Public money is spent on health interventions of low cost-effectiveness, such as surgery for most cancers, at the same time that critical and highly cost-effective interventions, such as the treatment of tuberculosis and sexually transmitted diseases, remain under-funded.
Preventable and curable conditions which greatly distress patients, and which are linked with high suicide rates, such as skin disease, are not sufficiently funded partly because their indirectly fatal consequences are not acknowledged by the authorities.
Much of the money spent on health is wasted, for example brand-name pharmaceutical are purchased instead of generic drugs. It is also common that government spending for health goes disproportionately to the affluent in the form of free or below-cost care in sophisticated public tertiary care hospitals and in subsidies to private and public health insurance.
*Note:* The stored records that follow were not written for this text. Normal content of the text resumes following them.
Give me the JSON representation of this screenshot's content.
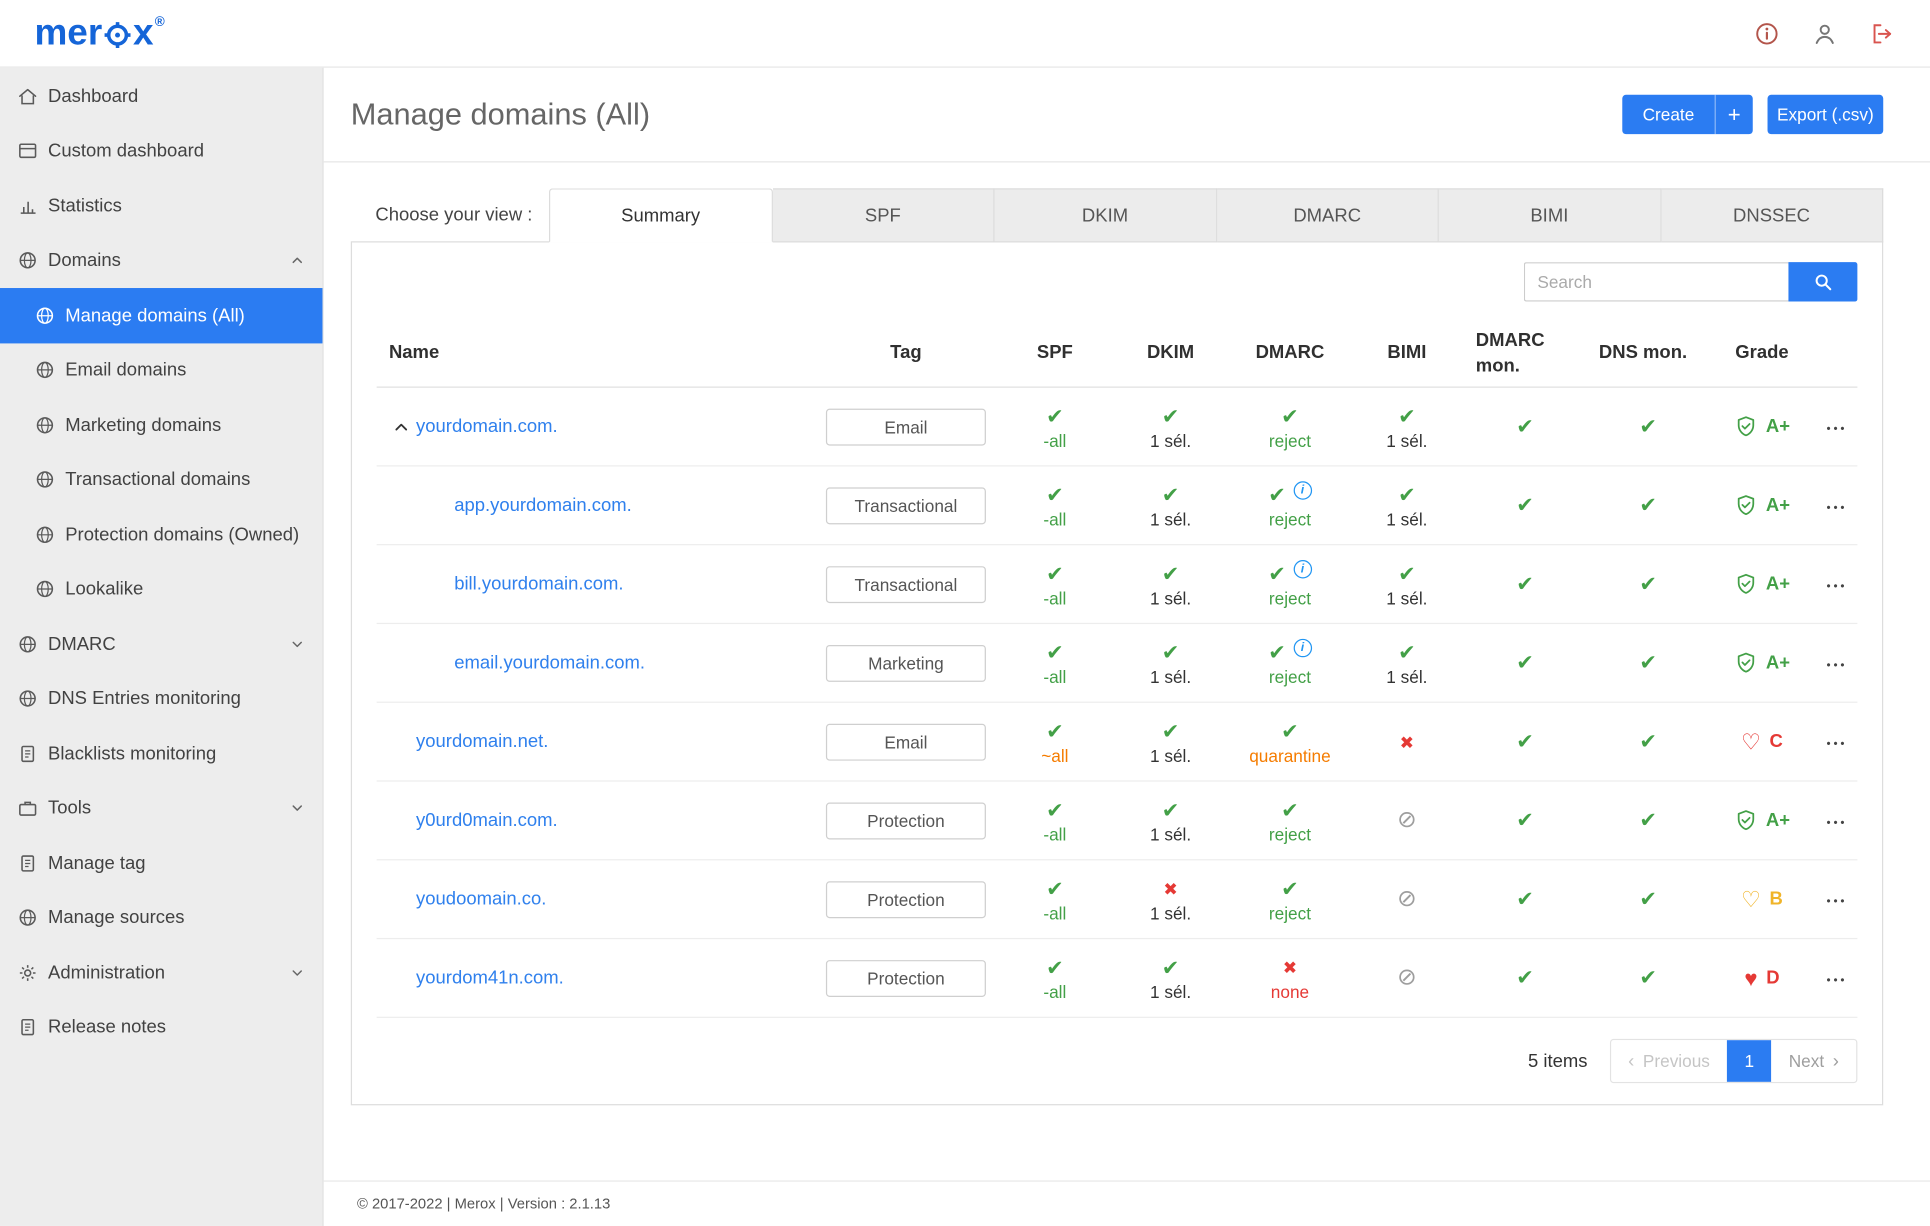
{
  "palette": {
    "primary": "#2b7cf2",
    "link": "#2f80ed",
    "green": "#43a047",
    "red": "#e53935",
    "orange": "#f57c00",
    "yellow": "#f0b429",
    "ban": "#9e9e9e",
    "logo-blue": "#1565d8",
    "info-red": "#b3554b",
    "icon-gray": "#757575",
    "logout-red": "#d9544f",
    "sidebar-bg": "#ededed"
  },
  "brand": {
    "logo_pre": "mer",
    "logo_post": "x",
    "reg": "®"
  },
  "sidebar": {
    "items": [
      {
        "label": "Dashboard",
        "icon": "home",
        "level": 0
      },
      {
        "label": "Custom dashboard",
        "icon": "window",
        "level": 0
      },
      {
        "label": "Statistics",
        "icon": "chart",
        "level": 0
      },
      {
        "label": "Domains",
        "icon": "globe",
        "level": 0,
        "chevron": "up"
      },
      {
        "label": "Manage domains (All)",
        "icon": "globe",
        "level": 1,
        "active": true
      },
      {
        "label": "Email domains",
        "icon": "globe",
        "level": 1
      },
      {
        "label": "Marketing domains",
        "icon": "globe",
        "level": 1
      },
      {
        "label": "Transactional domains",
        "icon": "globe",
        "level": 1
      },
      {
        "label": "Protection domains (Owned)",
        "icon": "globe",
        "level": 1
      },
      {
        "label": "Lookalike",
        "icon": "globe",
        "level": 1
      },
      {
        "label": "DMARC",
        "icon": "globe",
        "level": 0,
        "chevron": "down"
      },
      {
        "label": "DNS Entries monitoring",
        "icon": "globe",
        "level": 0
      },
      {
        "label": "Blacklists monitoring",
        "icon": "doc",
        "level": 0
      },
      {
        "label": "Tools",
        "icon": "case",
        "level": 0,
        "chevron": "down"
      },
      {
        "label": "Manage tag",
        "icon": "doc",
        "level": 0
      },
      {
        "label": "Manage sources",
        "icon": "globe",
        "level": 0
      },
      {
        "label": "Administration",
        "icon": "gear",
        "level": 0,
        "chevron": "down"
      },
      {
        "label": "Release notes",
        "icon": "doc",
        "level": 0
      }
    ]
  },
  "header": {
    "title": "Manage domains (All)",
    "create_label": "Create",
    "create_plus": "+",
    "export_label": "Export (.csv)"
  },
  "view_tabs": {
    "label": "Choose your view :",
    "tabs": [
      {
        "label": "Summary",
        "active": true
      },
      {
        "label": "SPF"
      },
      {
        "label": "DKIM"
      },
      {
        "label": "DMARC"
      },
      {
        "label": "BIMI"
      },
      {
        "label": "DNSSEC"
      }
    ]
  },
  "search": {
    "placeholder": "Search"
  },
  "table": {
    "headers": [
      "Name",
      "Tag",
      "SPF",
      "DKIM",
      "DMARC",
      "BIMI",
      "DMARC mon.",
      "DNS mon.",
      "Grade"
    ],
    "rows": [
      {
        "name": "yourdomain.com.",
        "level": 0,
        "expander": true,
        "tag": "Email",
        "spf": {
          "icon": "check",
          "text": "-all",
          "tone": "ok"
        },
        "dkim": {
          "icon": "check",
          "text": "1 sél.",
          "tone": "neutral"
        },
        "dmarc": {
          "icon": "check",
          "info": false,
          "text": "reject",
          "tone": "ok"
        },
        "bimi": {
          "icon": "check",
          "text": "1 sél.",
          "tone": "neutral"
        },
        "dmarc_mon": {
          "icon": "check"
        },
        "dns_mon": {
          "icon": "check"
        },
        "grade": {
          "icon": "shield",
          "letter": "A+",
          "tone": "ok"
        }
      },
      {
        "name": "app.yourdomain.com.",
        "level": 1,
        "expander": false,
        "tag": "Transactional",
        "spf": {
          "icon": "check",
          "text": "-all",
          "tone": "ok"
        },
        "dkim": {
          "icon": "check",
          "text": "1 sél.",
          "tone": "neutral"
        },
        "dmarc": {
          "icon": "check",
          "info": true,
          "text": "reject",
          "tone": "ok"
        },
        "bimi": {
          "icon": "check",
          "text": "1 sél.",
          "tone": "neutral"
        },
        "dmarc_mon": {
          "icon": "check"
        },
        "dns_mon": {
          "icon": "check"
        },
        "grade": {
          "icon": "shield",
          "letter": "A+",
          "tone": "ok"
        }
      },
      {
        "name": "bill.yourdomain.com.",
        "level": 1,
        "expander": false,
        "tag": "Transactional",
        "spf": {
          "icon": "check",
          "text": "-all",
          "tone": "ok"
        },
        "dkim": {
          "icon": "check",
          "text": "1 sél.",
          "tone": "neutral"
        },
        "dmarc": {
          "icon": "check",
          "info": true,
          "text": "reject",
          "tone": "ok"
        },
        "bimi": {
          "icon": "check",
          "text": "1 sél.",
          "tone": "neutral"
        },
        "dmarc_mon": {
          "icon": "check"
        },
        "dns_mon": {
          "icon": "check"
        },
        "grade": {
          "icon": "shield",
          "letter": "A+",
          "tone": "ok"
        }
      },
      {
        "name": "email.yourdomain.com.",
        "level": 1,
        "expander": false,
        "tag": "Marketing",
        "spf": {
          "icon": "check",
          "text": "-all",
          "tone": "ok"
        },
        "dkim": {
          "icon": "check",
          "text": "1 sél.",
          "tone": "neutral"
        },
        "dmarc": {
          "icon": "check",
          "info": true,
          "text": "reject",
          "tone": "ok"
        },
        "bimi": {
          "icon": "check",
          "text": "1 sél.",
          "tone": "neutral"
        },
        "dmarc_mon": {
          "icon": "check"
        },
        "dns_mon": {
          "icon": "check"
        },
        "grade": {
          "icon": "shield",
          "letter": "A+",
          "tone": "ok"
        }
      },
      {
        "name": "yourdomain.net.",
        "level": 0,
        "expander": false,
        "tag": "Email",
        "spf": {
          "icon": "check",
          "text": "~all",
          "tone": "warn"
        },
        "dkim": {
          "icon": "check",
          "text": "1 sél.",
          "tone": "neutral"
        },
        "dmarc": {
          "icon": "check",
          "info": false,
          "text": "quarantine",
          "tone": "warn"
        },
        "bimi": {
          "icon": "cross"
        },
        "dmarc_mon": {
          "icon": "check"
        },
        "dns_mon": {
          "icon": "check"
        },
        "grade": {
          "icon": "heart-o",
          "letter": "C",
          "tone": "fail"
        }
      },
      {
        "name": "y0urd0main.com.",
        "level": 0,
        "expander": false,
        "tag": "Protection",
        "spf": {
          "icon": "check",
          "text": "-all",
          "tone": "ok"
        },
        "dkim": {
          "icon": "check",
          "text": "1 sél.",
          "tone": "neutral"
        },
        "dmarc": {
          "icon": "check",
          "info": false,
          "text": "reject",
          "tone": "ok"
        },
        "bimi": {
          "icon": "ban"
        },
        "dmarc_mon": {
          "icon": "check"
        },
        "dns_mon": {
          "icon": "check"
        },
        "grade": {
          "icon": "shield",
          "letter": "A+",
          "tone": "ok"
        }
      },
      {
        "name": "youdoomain.co.",
        "level": 0,
        "expander": false,
        "tag": "Protection",
        "spf": {
          "icon": "check",
          "text": "-all",
          "tone": "ok"
        },
        "dkim": {
          "icon": "cross",
          "text": "1 sél.",
          "tone": "neutral"
        },
        "dmarc": {
          "icon": "check",
          "info": false,
          "text": "reject",
          "tone": "ok"
        },
        "bimi": {
          "icon": "ban"
        },
        "dmarc_mon": {
          "icon": "check"
        },
        "dns_mon": {
          "icon": "check"
        },
        "grade": {
          "icon": "heart-o",
          "letter": "B",
          "tone": "yellow"
        }
      },
      {
        "name": "yourdom41n.com.",
        "level": 0,
        "expander": false,
        "tag": "Protection",
        "spf": {
          "icon": "check",
          "text": "-all",
          "tone": "ok"
        },
        "dkim": {
          "icon": "check",
          "text": "1 sél.",
          "tone": "neutral"
        },
        "dmarc": {
          "icon": "cross",
          "info": false,
          "text": "none",
          "tone": "fail"
        },
        "bimi": {
          "icon": "ban"
        },
        "dmarc_mon": {
          "icon": "check"
        },
        "dns_mon": {
          "icon": "check"
        },
        "grade": {
          "icon": "heart",
          "letter": "D",
          "tone": "fail"
        }
      }
    ]
  },
  "pagination": {
    "count_text": "5 items",
    "prev_label": "Previous",
    "page": "1",
    "next_label": "Next"
  },
  "footer": {
    "text": "© 2017-2022 | Merox | Version : 2.1.13"
  }
}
World health spending – and thus also the potential for misallocation, waste and inequitable distribution of resources – is huge. For the world as a whole in 1990, public and private expenditure on health services was about $1,700,000 million, or 8 percent of total world product. High income countries spend almost 90 percent of this amount, for an average of $1,500 per person. The USA alone consumed 41 percent of the global total – more than 12 percent of it gross national product (GNP). Developing countries spent about $170,000 million, or 4 percent of their GNP, for an average of $41 per person. In some countries a single teaching hospital can absorb 20 percent more more of the budget of the ministry of health, even though almost all cost-effective interventions are best delivered at low level facilities. In Indonesia, government subsidies to health for the richest 10 percent of households in 1990 were almost three times those going to the poorest 10 percent.